AfrikTivistes dénonce la gestion exclusiviste de la loi (article 16) par un groupe de sept personnes, dont cinq nommés par le pouvoir exécutif, regroupés au sein de la Commission nationale de contrôle des interceptions de sécurité (CNCIS).

«AfrikTivistes reconnaît aux États le devoir de lutter contre l’insécurité, le crime organisé et le terrorisme. Cependant, [il] rappelle que garantir la sécurité et lutter contre le terrorisme doivent se faire dans le plus grand respect des droits humains sans instrumentaliser des lois pour museler les opinions dissidentes de la société civile et des citoyens lambda», poursuit le communiqué d’AfrikTivistes.

Privacy international (PI), mouvement mondial de défense de la vie privée, s’émeut du silence des organisations internationales face au rouleau compresseur qu’est cette loi, jugée répressive.

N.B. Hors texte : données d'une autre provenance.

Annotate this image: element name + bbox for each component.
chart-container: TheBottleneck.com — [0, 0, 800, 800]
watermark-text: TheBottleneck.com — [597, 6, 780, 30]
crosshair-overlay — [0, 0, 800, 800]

Il dénonce «la reconversion» potentielle d’une subvention européenne de 11,5 millions d’euros au profit des exigences de fonctionnement de la CNCIS.

«Cette subvention de l’Union européenne (UE) au Niger avait un but précis: lutter contre la traite des êtres humains […] pour freiner la migration depuis le continent avec l’acquisition et la distribution de drones, caméras et logiciels de surveillance pour l’interception des communications. […] Toutes ces capacités de surveillance peuvent désormais être reconverties, notamment dans l’application de cette loi», avertit PI.

Du côté des autorités nigériennes, le son de cloche est différent.

Quel agenda présidentiel?

Vantant une loi qui concilierait jouissance responsable des libertés et impératifs de sécurité nationale dans un environnement sahélien instable et dangereux, le ministre de la Justice, Marou Amadou, a tenté de rassurer sur la portée de cette loi polémique.

«Les vies privées des gens, leurs relations de travail et leurs activités professionnelles ne seront pas concernées», a-t-il énoncé, cité par l’Agence Nigérienne de Presse (ANP).

Face à la crainte de voir cette loi viser les activistes et journalistes, le ministre se veut rassurant: «Cette loi ne vise qu’à traquer ceux des Nigériens ou des étrangers qui s’attaqueront à la sûreté de l’État et à l’unité nationale, à la défense nationale et à l’intégrité territoriale, à la prévention et la lutte contre le terrorisme et la criminalité transnationale organisée».

​Une précision qui ne rassure manifestement pas. C’est pourquoi tous les regards sont braqués sur Mahamadou Issoufou, actuel et futur Président sortant, pour qu’il n’y ait pas promulgation.

«La loi n’ayant pas été encore promulguée, la société civile peut faire pression pour que le Président renvoie la loi pour une seconde relecture. L’autre option est de faire un plaidoyer afin que les députés de l’opposition attaquent la loi devant la cour constitutionnelle. Et en dernier recours, il faudra appeler les défenseurs des droits humains à accentuer la pression sur le gouvernement», souligne Kaka Touda.

Y aurait-il un lien entre l’adoption de cette loi et l’élection présidentielle de décembre 2020, à laquelle Mohamed Bazoum, le puissant ministre de l’Intérieur et candidat à la succession du Président Issoufou, devrait prendre part? Selon Tamimoudari, «il est légitime de concevoir que le timing du vote puisse faire penser que des desseins inavoués sont cachés derrière cette loi.»